Let’s keep Ontario’s roads safe

Ontario has consistently ranked first or second in road safety in North America for 13 years, and new legislation, Bill 173 – Making Ontario’s Roads Safer, will help keep it at the top.

The Honourable Steven Del Duca, Minister of Transportation, says “We are a recognized, world-class leader in road safety because of our tough laws, our strong enforcement and the dedicated work of our many road safety partners.”

The bill, in its second reading in front of the legislature, says Del Duca, will increase the maximum fine for distracted driving to $1,000 from $500, the minimum fines to $300 from $60 and add three demerit points upon conviction.

It will also add a distracted driving prohibition to the graduated licensing system.

According to Del Duca, a person who uses their cellphone while driving is four times more likely to be in an accident.

Bob Nichols, Senior Media Liaison Officer for the Ontario Ministry of Transportation, says distracted driving may include the use of cellphones, organizers and laptops, reading maps or other materials, grooming activities, eating or drinking, and tending to children or pets.

According to the most recent Ontario collision data, in 2011 there were 70 drivers involved in fatal collisions that were classified as inattentive by police officers, says Nichols.

Police across the province have issued almost 300,000 distracted driving charges since 2009, he says.

There has been a 39 per cent increase in the number of fatalities ruled inattentive by police from 2002-2011, and a 26 per cent increase of injuries, he says.

Nichols says despite Ontario’s record of success with road safety, on average one person is killed on our roads every 18 hours and one person is injured every eight and a half minutes.

If collision trends continue, fatalities may exceed those numbers by 2016.

Anyone who endangers others because of distracted driving can also be charged with careless driving and receive serious punishment.

Nichols says, “Drivers will automatically receive six demerit points, fines up to $2,000, and or a jail term of six months.”

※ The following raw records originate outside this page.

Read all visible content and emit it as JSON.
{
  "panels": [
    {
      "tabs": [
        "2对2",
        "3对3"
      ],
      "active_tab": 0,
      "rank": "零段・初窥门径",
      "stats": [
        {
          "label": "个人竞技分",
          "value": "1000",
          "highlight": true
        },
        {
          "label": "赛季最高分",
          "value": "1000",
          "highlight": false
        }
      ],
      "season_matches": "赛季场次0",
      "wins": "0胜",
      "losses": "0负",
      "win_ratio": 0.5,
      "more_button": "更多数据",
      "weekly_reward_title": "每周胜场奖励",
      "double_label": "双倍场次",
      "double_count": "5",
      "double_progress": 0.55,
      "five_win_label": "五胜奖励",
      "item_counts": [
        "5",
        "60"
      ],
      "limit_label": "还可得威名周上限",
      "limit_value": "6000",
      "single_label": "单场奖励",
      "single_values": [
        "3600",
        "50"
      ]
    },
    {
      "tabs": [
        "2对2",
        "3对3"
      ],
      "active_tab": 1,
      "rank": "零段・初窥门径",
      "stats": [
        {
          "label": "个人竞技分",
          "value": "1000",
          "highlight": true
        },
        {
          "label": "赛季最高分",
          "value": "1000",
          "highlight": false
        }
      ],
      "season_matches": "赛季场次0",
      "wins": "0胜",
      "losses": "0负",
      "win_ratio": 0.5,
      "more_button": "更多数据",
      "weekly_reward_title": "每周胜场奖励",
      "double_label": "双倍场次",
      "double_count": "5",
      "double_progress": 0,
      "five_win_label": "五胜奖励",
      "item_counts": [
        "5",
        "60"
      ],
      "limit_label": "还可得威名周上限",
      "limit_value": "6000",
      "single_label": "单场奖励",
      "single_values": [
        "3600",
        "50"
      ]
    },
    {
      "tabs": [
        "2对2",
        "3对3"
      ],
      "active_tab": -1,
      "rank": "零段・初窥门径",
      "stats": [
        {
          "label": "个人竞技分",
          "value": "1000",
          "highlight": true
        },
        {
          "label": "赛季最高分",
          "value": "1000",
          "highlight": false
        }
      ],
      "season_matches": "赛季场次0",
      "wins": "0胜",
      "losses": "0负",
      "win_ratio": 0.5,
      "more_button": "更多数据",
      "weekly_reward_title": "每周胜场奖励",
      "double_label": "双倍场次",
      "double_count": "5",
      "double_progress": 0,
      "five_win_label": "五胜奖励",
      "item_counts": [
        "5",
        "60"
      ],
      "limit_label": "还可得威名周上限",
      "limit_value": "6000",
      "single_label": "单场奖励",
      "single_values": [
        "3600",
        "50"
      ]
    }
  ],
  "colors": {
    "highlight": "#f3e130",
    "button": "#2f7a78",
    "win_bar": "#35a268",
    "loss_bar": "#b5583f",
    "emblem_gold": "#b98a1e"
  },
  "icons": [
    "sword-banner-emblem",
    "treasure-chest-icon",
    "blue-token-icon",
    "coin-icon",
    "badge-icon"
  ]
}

Del Duca says the bill also includes requirements for drivers who are impaired.

This includes making repeat impaired driving offenders “complete intensive alcohol education, treatment and monitoring programs,” he says.

Other penalties for impaired driving are longer license suspensions, immediate vehicle impoundments, and requirement for ignition interlock.

The legislation is also looking to increase fines and demerits for motorists who hit cyclists with their car doors, says Del Duca.

Penalties play an important role in improving driver behaviour, however.

Nichols says, “It has been our experience that there is no easy solution to changing inappropriate driving behaviour and that changing this behaviour requires a broad approach. We continue to believe strongly that in addition to legislation and enforcement, the key to success in combating all forms of distraction is education and awareness.”